Don’t get me wrong—it is good to work to identify dangerous behavior in other people so we can set good boundaries and protect ourselves. But when we are so busy looking and labeling outward, we can’t turn the flashlight around on ourselves. Our growth gets stuck like boots in the mud.
Shadow work is about making conscious all that is unconscious within us. It requires taking a microscopic look at ourselves. Not just a cursory glance, but a look of such intensity that even the parts of ourselves we’ve kept best hidden will be revealed.
We are not innocents in this game of life. Right now, there are human beings walking this Earth that if they heard your name, they would curse, cry, spit, or in some other way be retraumatized. We’ve all gaslit and ghosted. We’ve all been the clingy one, the manipulative one, the toxic friend/partner/lover. And denying this is not moving our journey forward.
At some point, we have to root out the narcissist within us. We have to look at how we gaslight and manipulate ourselves. We have to bear our own toxicity. Only by facing our own shadows can we eventually become more light.
Yes, you are kind. But you’re also cruel.
You are thoughtful. But you’re also selfish.
You are both light and shadow.
“Whether the shadow becomes our friend or enemy depends largely upon ourselves…The shadow becomes hostile only when [it] is ignored or misunderstood.” ~ Marie-Louise Von Franz
Shadows are nothing more than the flip side of our light. Often, the shadow simply points to a part of ourselves we have yet to inhabit. And because we have not yet inhabited it completely or properly, it is coming out instead as a negative trait or shadow.
For instance, perfectionism might be the shadow side of much-needed attention to detail.
Or, stubbornness might be a shadow side to our ability to be grounded but remain flexible. In other words, shadows can be just as instrumental in aiding our growth as can light. For every part of ourselves that we coax out of the shadows, we strengthen our light.
By understanding and working with our shadows, we mature out of our knee-jerk actions and begin to respond, rather than react, to life. We learn about our vulnerabilities and strengths and pair them up in such a way that they keep us humble, curious, and forward-moving. Our shadows, understood and integrated, have far less power over us than those that work in the background.
“That wasn’t me,” we like to say. “I wasn’t myself.”
Yes, we were. That was ourselves—a shadow, perhaps, but a part of us nonetheless.

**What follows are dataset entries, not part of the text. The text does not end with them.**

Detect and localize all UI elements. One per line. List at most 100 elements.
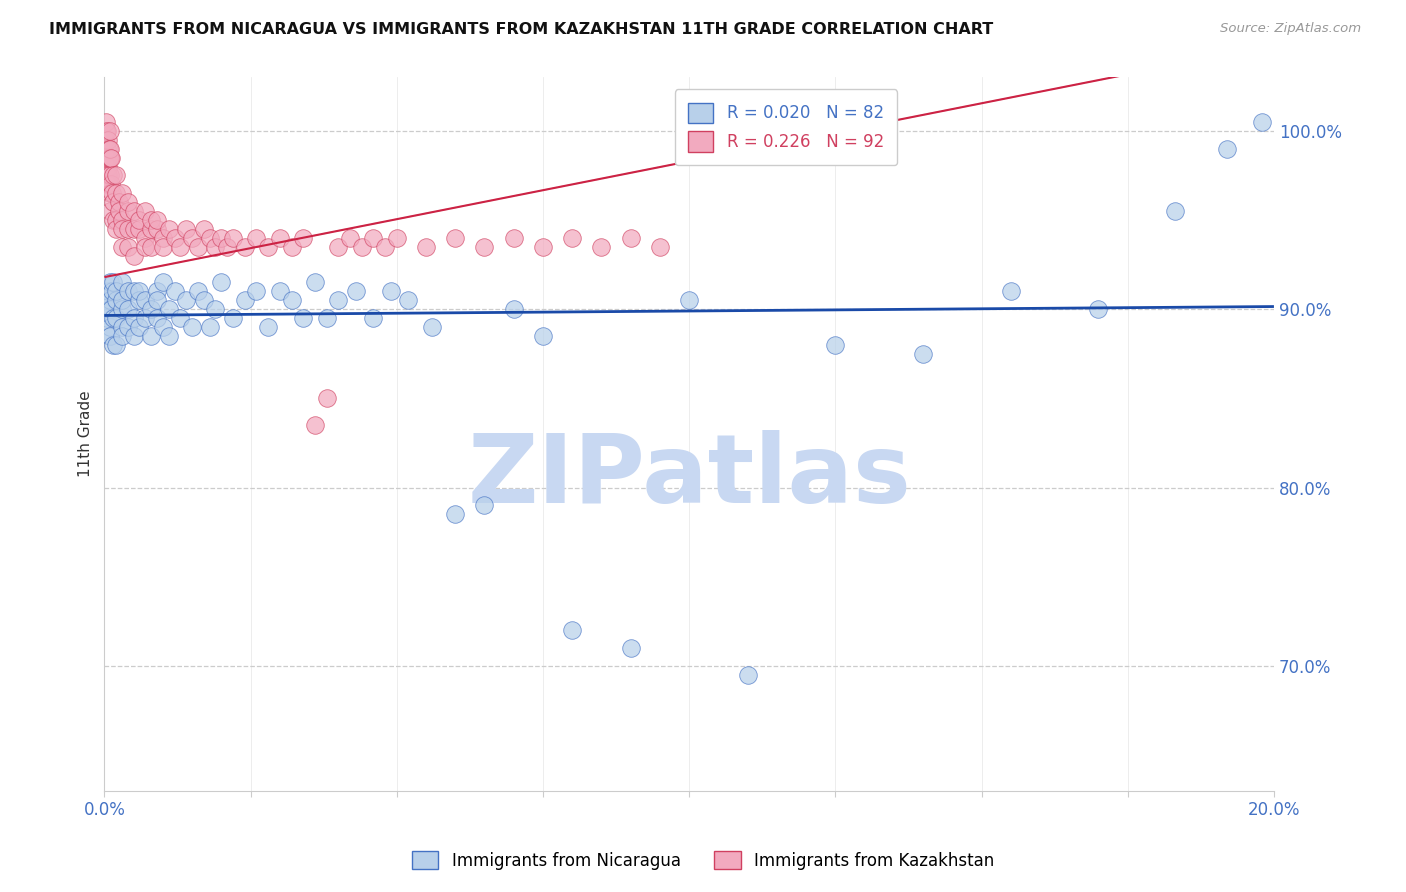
- Point: [98, 151, 121, 165]
- Point: [101, 213, 124, 227]
- Point: [269, 285, 291, 299]
- Point: [204, 302, 226, 317]
- Legend: Immigrants from Nicaragua, Immigrants from Kazakhstan: Immigrants from Nicaragua, Immigrants fr…: [405, 845, 1001, 877]
- Point: [217, 240, 239, 254]
- Point: [98, 178, 121, 192]
- Text: Source: ZipAtlas.com: Source: ZipAtlas.com: [1220, 22, 1361, 36]
- Point: [96, 142, 118, 156]
- Point: [187, 240, 209, 254]
- Point: [122, 329, 145, 343]
- Point: [117, 204, 139, 219]
- Point: [304, 276, 326, 290]
- Point: [280, 240, 302, 254]
- Point: [198, 320, 221, 334]
- Point: [122, 222, 145, 236]
- Point: [193, 293, 215, 308]
- Point: [204, 240, 226, 254]
- Point: [257, 320, 280, 334]
- Point: [561, 623, 583, 637]
- Point: [157, 302, 180, 317]
- Point: [141, 329, 163, 343]
- Point: [344, 285, 367, 299]
- Point: [912, 347, 935, 361]
- Point: [111, 276, 134, 290]
- Point: [98, 302, 121, 317]
- Point: [315, 392, 337, 406]
- Point: [117, 302, 139, 317]
- Point: [105, 213, 128, 227]
- Point: [380, 285, 402, 299]
- Point: [100, 151, 122, 165]
- Point: [100, 178, 122, 192]
- Point: [111, 320, 134, 334]
- Point: [96, 178, 118, 192]
- Point: [128, 285, 150, 299]
- Point: [181, 231, 204, 245]
- Point: [1087, 302, 1109, 317]
- Point: [222, 231, 245, 245]
- Point: [350, 240, 373, 254]
- Point: [163, 285, 186, 299]
- Point: [146, 311, 169, 326]
- Point: [98, 276, 121, 290]
- Point: [444, 508, 467, 522]
- Point: [96, 311, 118, 326]
- Point: [105, 222, 128, 236]
- Point: [96, 169, 118, 183]
- Point: [233, 240, 256, 254]
- Point: [157, 222, 180, 236]
- Point: [146, 293, 169, 308]
- Point: [101, 311, 124, 326]
- Point: [328, 240, 350, 254]
- Point: [152, 240, 174, 254]
- Point: [1216, 142, 1239, 156]
- Point: [141, 222, 163, 236]
- Point: [101, 276, 124, 290]
- Point: [474, 240, 496, 254]
- Point: [97, 133, 120, 147]
- Point: [502, 302, 524, 317]
- Point: [105, 186, 128, 201]
- Point: [157, 329, 180, 343]
- Point: [105, 293, 128, 308]
- Point: [398, 293, 420, 308]
- Point: [98, 293, 121, 308]
- Point: [98, 124, 121, 138]
- Point: [620, 231, 643, 245]
- Point: [96, 124, 118, 138]
- Point: [141, 302, 163, 317]
- Point: [111, 302, 134, 317]
- Point: [134, 231, 156, 245]
- Point: [315, 311, 337, 326]
- Point: [122, 285, 145, 299]
- Point: [187, 285, 209, 299]
- Point: [94, 293, 117, 308]
- Point: [134, 240, 156, 254]
- Point: [94, 124, 117, 138]
- Point: [531, 240, 554, 254]
- Point: [101, 169, 124, 183]
- Point: [146, 213, 169, 227]
- Point: [128, 213, 150, 227]
- Point: [420, 320, 443, 334]
- Point: [502, 231, 524, 245]
- Point: [111, 329, 134, 343]
- Point: [128, 293, 150, 308]
- Point: [94, 133, 117, 147]
- Point: [98, 142, 121, 156]
- Point: [163, 231, 186, 245]
- Point: [257, 240, 280, 254]
- Point: [141, 240, 163, 254]
- Point: [105, 338, 128, 352]
- Point: [105, 169, 128, 183]
- Point: [108, 195, 131, 210]
- Point: [174, 222, 197, 236]
- Point: [339, 231, 361, 245]
- Point: [134, 293, 156, 308]
- Legend: R = 0.020   N = 82, R = 0.226   N = 92: R = 0.020 N = 82, R = 0.226 N = 92: [675, 89, 897, 165]
- Point: [1163, 204, 1185, 219]
- Point: [152, 276, 174, 290]
- Point: [100, 302, 122, 317]
- Point: [94, 151, 117, 165]
- Point: [620, 640, 643, 655]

The greatest disservice we can do as seekers of truth is to claim all that we label positive about ourselves and push away all that is negative, excusing it as a moment of weakness, exhaustion, or some other kind of circumstantial reaction.
If we do this, our lives will dissolve into a facade—unreal and inauthentic. It will be a running list of excuses and cover-ups for our shadow behaviors. It would be a constant effort to deflect and blame others for our behavior. It would be…exhausting.
We cannot become whole human beings if we don’t first face our shadows.
Like Dorothy, we’ve always been wearing the power to do so in the form of shadow work.
Because at the end of the day, I’ve got a lot of light to share, too. And if I let my shadows play unsupervised in my mind, they will obscure my light.
I want authenticity. I want real. I claim both my light and my shadow.
Once we no longer allow our shadows to work in darkness, once we no longer deny and dismiss them, then we can stop trying to explain our behavior away and just f*cking own it.